# Before you begin

1. Setup **gcloud** by following this guide [here](https://29022131.atlassian.net/wiki/spaces/DP/pages/1006174505/JupyterHub+-+End-user+Guide#JupyterHub-End-userGuide-GCloudsetup).
2. Setup **github** by following this guide [here](https://29022131.atlassian.net/wiki/spaces/DP/pages/1006174505/JupyterHub+-+End-user+Guide#JupyterHub-End-userGuide-Githubsetup).
3. Setup **rs-sdk** and know how to store and get your secret key (no bare key allowed) by following this guide [here](https://29022131.atlassian.net/wiki/spaces/DATA/pages/1010736425/RS-SDK+User+Guide).

# Using PySpark to access S3 and securely use secret key through rs-sdk

#### Import necessary packages

In [1]:
from pyspark import SparkContext
from pyspark.sql import SparkSession

In [2]:
import pyspark.sql.functions as sf

from pyspark.sql.types import *
from pyspark.sql import Window, SparkSession
from pyspark.sql import DataFrame

#### Import rs-sdk

In [3]:
from rs.keys import GateKeeper
import os

#### Set Environment Variable for Service Account

In [4]:
os.environ['GOOGLE_APPLICATION_CREDENTIALS'] = '/absolute/path/to/service-account.json'

#### Initialize GateKeeper Object to manage your secret stored in the a cloud storage within GCP Project

In [5]:
gk = GateKeeper('tvlk-my-project-id')

#### Get the encrypted secret using rs-sdk
Refer to this guide [here](https://29022131.atlassian.net/wiki/spaces/DATA/pages/1010736425/RS-SDK+User+Guide).

In [6]:
acckey = gk.get_secret(keyring_id="my-keyring", key_id="my-key", storage_bucket="tvlk-mybucket", file_path="mykey/my_access_key_id.enc").decode('utf-8')
accsecret = gk.get_secret(keyring_id="my-keyring", key_id="my-key", storage_bucket="tvlk-mybucket", file_path="mykey/my_secret_access_key.enc").decode('utf-8')


#### Locate your resources in S3

In [7]:
writeBucket = "tvlk-data-mybucket"
myprefix = "my-playground"
filename = "00/part*"
sample_data_path = "s3a://%s:%s@%s/%s/%s" % (acckey, accsecret, writeBucket, myprefix, filename)

#### Initiliaze SparkSession

In [8]:
spark = SparkSession\
            .builder\
            .appName("sample-workload")\
            .getOrCreate()

#### Load data from S3
Here we set example how to load Avro data

In [9]:
sample_data = spark\
                    .read\
                    .format("avro")\
                    .load(sample_data_path)

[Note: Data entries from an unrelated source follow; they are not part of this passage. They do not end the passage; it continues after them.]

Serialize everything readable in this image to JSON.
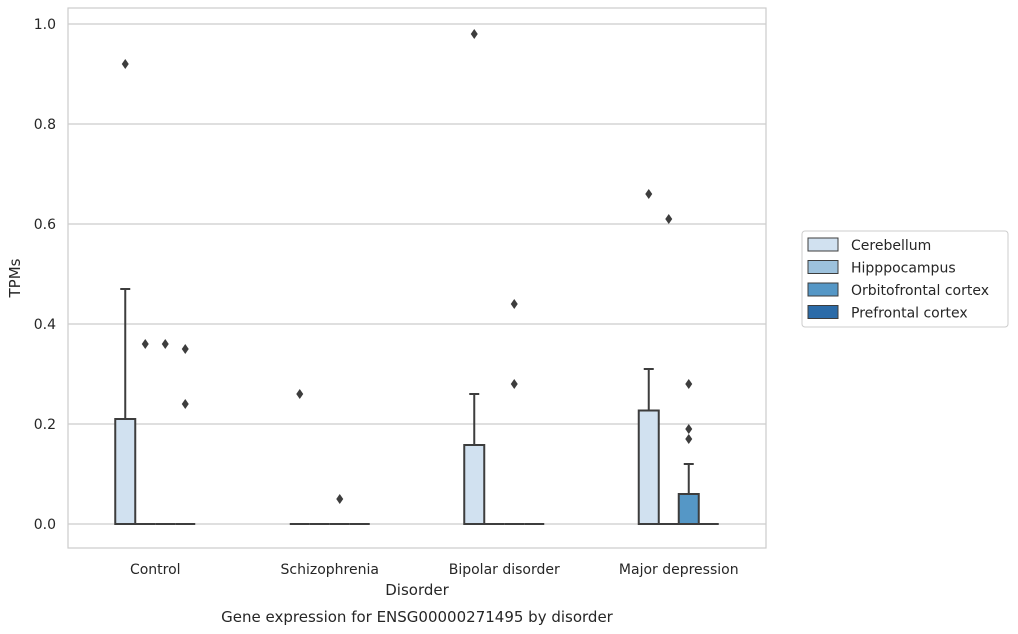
{
  "caption": "Gene expression for ENSG00000271495 by disorder",
  "chart_data": {
    "type": "box",
    "xlabel": "Disorder",
    "ylabel": "TPMs",
    "categories": [
      "Control",
      "Schizophrenia",
      "Bipolar disorder",
      "Major depression"
    ],
    "ylim": [
      -0.048,
      1.03
    ],
    "yticks": [
      0.0,
      0.2,
      0.4,
      0.6,
      0.8,
      1.0
    ],
    "ytick_labels": [
      "0.0",
      "0.2",
      "0.4",
      "0.6",
      "0.8",
      "1.0"
    ],
    "grid": true,
    "legend_position": "right",
    "series": [
      {
        "name": "Cerebellum",
        "color": "#d1e1f0",
        "boxes": [
          {
            "q1": 0.0,
            "median": 0.0,
            "q3": 0.21,
            "whisker_low": 0.0,
            "whisker_high": 0.47,
            "outliers": [
              0.92
            ]
          },
          {
            "q1": 0.0,
            "median": 0.0,
            "q3": 0.0,
            "whisker_low": 0.0,
            "whisker_high": 0.0,
            "outliers": [
              0.26
            ]
          },
          {
            "q1": 0.0,
            "median": 0.0,
            "q3": 0.158,
            "whisker_low": 0.0,
            "whisker_high": 0.26,
            "outliers": [
              0.98
            ]
          },
          {
            "q1": 0.0,
            "median": 0.0,
            "q3": 0.227,
            "whisker_low": 0.0,
            "whisker_high": 0.31,
            "outliers": [
              0.66
            ]
          }
        ]
      },
      {
        "name": "Hipppocampus",
        "color": "#9dc2dd",
        "boxes": [
          {
            "q1": 0.0,
            "median": 0.0,
            "q3": 0.0,
            "whisker_low": 0.0,
            "whisker_high": 0.0,
            "outliers": [
              0.36
            ]
          },
          {
            "q1": 0.0,
            "median": 0.0,
            "q3": 0.0,
            "whisker_low": 0.0,
            "whisker_high": 0.0,
            "outliers": []
          },
          {
            "q1": 0.0,
            "median": 0.0,
            "q3": 0.0,
            "whisker_low": 0.0,
            "whisker_high": 0.0,
            "outliers": []
          },
          {
            "q1": 0.0,
            "median": 0.0,
            "q3": 0.0,
            "whisker_low": 0.0,
            "whisker_high": 0.0,
            "outliers": [
              0.61
            ]
          }
        ]
      },
      {
        "name": "Orbitofrontal cortex",
        "color": "#5597c6",
        "boxes": [
          {
            "q1": 0.0,
            "median": 0.0,
            "q3": 0.0,
            "whisker_low": 0.0,
            "whisker_high": 0.0,
            "outliers": [
              0.36
            ]
          },
          {
            "q1": 0.0,
            "median": 0.0,
            "q3": 0.0,
            "whisker_low": 0.0,
            "whisker_high": 0.0,
            "outliers": [
              0.05
            ]
          },
          {
            "q1": 0.0,
            "median": 0.0,
            "q3": 0.0,
            "whisker_low": 0.0,
            "whisker_high": 0.0,
            "outliers": [
              0.44,
              0.28
            ]
          },
          {
            "q1": 0.0,
            "median": 0.0,
            "q3": 0.06,
            "whisker_low": 0.0,
            "whisker_high": 0.12,
            "outliers": [
              0.28,
              0.19,
              0.17
            ]
          }
        ]
      },
      {
        "name": "Prefrontal cortex",
        "color": "#2b6ba8",
        "boxes": [
          {
            "q1": 0.0,
            "median": 0.0,
            "q3": 0.0,
            "whisker_low": 0.0,
            "whisker_high": 0.0,
            "outliers": [
              0.35,
              0.24
            ]
          },
          {
            "q1": 0.0,
            "median": 0.0,
            "q3": 0.0,
            "whisker_low": 0.0,
            "whisker_high": 0.0,
            "outliers": []
          },
          {
            "q1": 0.0,
            "median": 0.0,
            "q3": 0.0,
            "whisker_low": 0.0,
            "whisker_high": 0.0,
            "outliers": []
          },
          {
            "q1": 0.0,
            "median": 0.0,
            "q3": 0.0,
            "whisker_low": 0.0,
            "whisker_high": 0.0,
            "outliers": []
          }
        ]
      }
    ]
  }
}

#### Do whatever ETL logic you want

In [10]:
filtered_data = (
        sample_data
        .where(sf.col('auth_level') == 'IDENTIFIED')
    )

In [11]:
count_row = filtered_data.count()

#### Get the results

In [12]:
print("the length of the filtered data are:")
print(count_row)
print("it is supposed to be 11169")

the length of the filtered data are:
11169
it is supposed to be 11169